The researchers used myoblasts—mouse embryonic precursors of muscle cells that develop into muscle cells—to test whether rapamycin treatment increased the NAD+ to NADH ratio (NAD+/NADH). Long-term cell growth of myoblasts in laboratory dishes (cell culture) with 100 nM concentrations of rapamycin significantly increased NAD+/NADH and diminished NADH levels. Since their results indicated NAD+ levels themselves don’t change with rapamycin treatment, Baur and colleagues found that the NAD+ to NADH level changes were due to NADH level reductions.

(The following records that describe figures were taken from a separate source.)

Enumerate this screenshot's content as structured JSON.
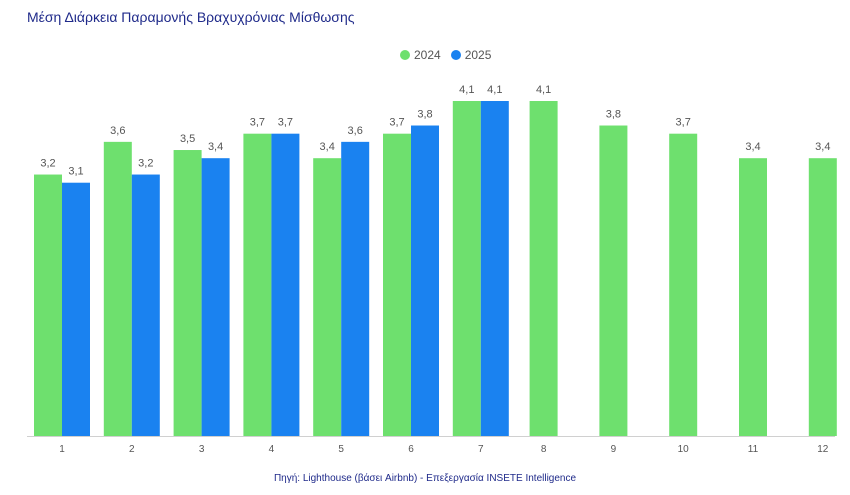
{
  "title": "Μέση Διάρκεια Παραμονής Βραχυχρόνιας Μίσθωσης",
  "source": "Πηγή: Lighthouse (βάσει Airbnb) - Επεξεργασία INSETE Intelligence",
  "colors": {
    "s2024": "#6ee06e",
    "s2025": "#1a82f0"
  },
  "chart_data": {
    "type": "bar",
    "title": "Μέση Διάρκεια Παραμονής Βραχυχρόνιας Μίσθωσης",
    "xlabel": "",
    "ylabel": "",
    "categories": [
      "1",
      "2",
      "3",
      "4",
      "5",
      "6",
      "7",
      "8",
      "9",
      "10",
      "11",
      "12"
    ],
    "series": [
      {
        "name": "2024",
        "values": [
          3.2,
          3.6,
          3.5,
          3.7,
          3.4,
          3.7,
          4.1,
          4.1,
          3.8,
          3.7,
          3.4,
          3.4
        ],
        "labels": [
          "3,2",
          "3,6",
          "3,5",
          "3,7",
          "3,4",
          "3,7",
          "4,1",
          "4,1",
          "3,8",
          "3,7",
          "3,4",
          "3,4"
        ]
      },
      {
        "name": "2025",
        "values": [
          3.1,
          3.2,
          3.4,
          3.7,
          3.6,
          3.8,
          4.1,
          null,
          null,
          null,
          null,
          null
        ],
        "labels": [
          "3,1",
          "3,2",
          "3,4",
          "3,7",
          "3,6",
          "3,8",
          "4,1",
          "",
          "",
          "",
          "",
          ""
        ]
      }
    ],
    "ylim": [
      0,
      4.1
    ],
    "grid": false,
    "legend": "top-center"
  }
}
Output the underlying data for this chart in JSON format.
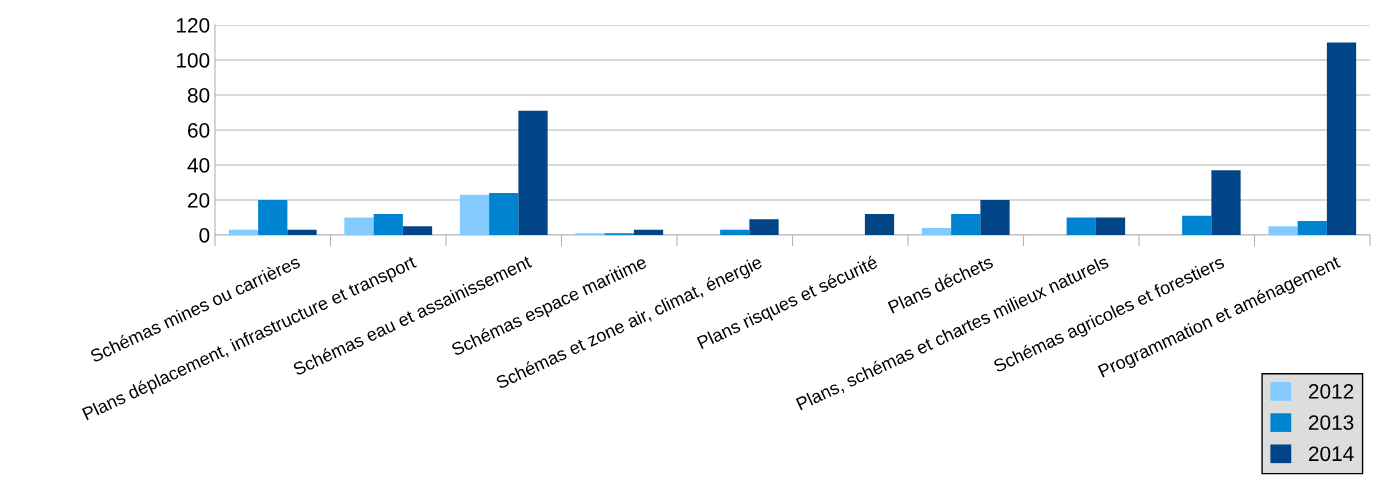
{
  "chart_data": {
    "type": "bar",
    "categories": [
      "Schémas mines ou carrières",
      "Plans déplacement, infrastructure et transport",
      "Schémas eau et assainissement",
      "Schémas espace maritime",
      "Schémas et zone air, climat, énergie",
      "Plans risques et sécurité",
      "Plans déchets",
      "Plans, schémas et chartes milieux naturels",
      "Schémas agricoles et forestiers",
      "Programmation et aménagement"
    ],
    "series": [
      {
        "name": "2012",
        "color": "#83caff",
        "values": [
          3,
          10,
          23,
          1,
          null,
          null,
          4,
          null,
          null,
          5
        ]
      },
      {
        "name": "2013",
        "color": "#0084d1",
        "values": [
          20,
          12,
          24,
          1,
          3,
          null,
          12,
          10,
          11,
          8
        ]
      },
      {
        "name": "2014",
        "color": "#004586",
        "values": [
          3,
          5,
          71,
          3,
          9,
          12,
          20,
          10,
          37,
          110
        ]
      }
    ],
    "ylim": [
      0,
      120
    ],
    "yticks": [
      0,
      20,
      40,
      60,
      80,
      100,
      120
    ],
    "grid": "y",
    "legend": "bottom right"
  }
}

Within the mitochondria, cell structures that produce energy carrying molecules called adenosine triphosphate (ATP), NADH donates electrons to an ATP generating enzyme. ATP is a direct cellular energy source and is responsible for a wide variety of cellular activities, including cell proliferation, metabolism, and survival.
As such, Baur and colleagues considered that rapamycin treatment’s reductions in NADH could decrease cellular ATP production, but their results showed otherwise. Rather, ATP concentrations increased in myoblast and myotube cells following one day of rapamycin treatment to cultured cells. The researchers proposed that a rapamycin-induced reduction in cell energy demand may explain the ATP level elevations.
To find whether the mouse muscle cell results translated to a whole organism, the scientists looked at aged mouse leg muscles. They treated the aged mice (17 months old) twice with 2 mg/kg injections of rapamycin before using an imaging technique to evaluate rapamycin’s effects on the NAD+/NADH ratio. Baur and colleagues found no significant differences with treatment in a marker indicative for NAD+ levels (Fp) but found reduced NADH and increased levels of a marker indicating higher NAD+/NADH.
“Interestingly, in the present study, we found significant increases in both NAD+/NADH ratio and ATP content in long-term cultured C2C12 myoblasts and myotubes after rapamycin treatment,” stated the researchers in their publication. “This suggests that energetic demand is decreased in the presence of rapamycin, rather than the capacity for ATP synthesis.” Collectively, the results suggest that rapamycin doesn’t suppress mitochondrial ATP production but rather that it reduces the demand for ATP that gets depleted in energy-consuming pathways.
“This study provides new insight into the mechanisms by which rapamycin might influence the aging process to improve health and longevity among the aging population,” said the authors. Further studies will need to elucidate how rapamycin promotes reductions in cellular energy consumption. Although the study provides a limited idea of how rapamycin may influence the aging process, it suggests that rapamycin may target metabolic imbalances to improve health and longevity in aging individuals. Future research is needed to see if rapamycin similarly exerts its anti-aging effects in humans.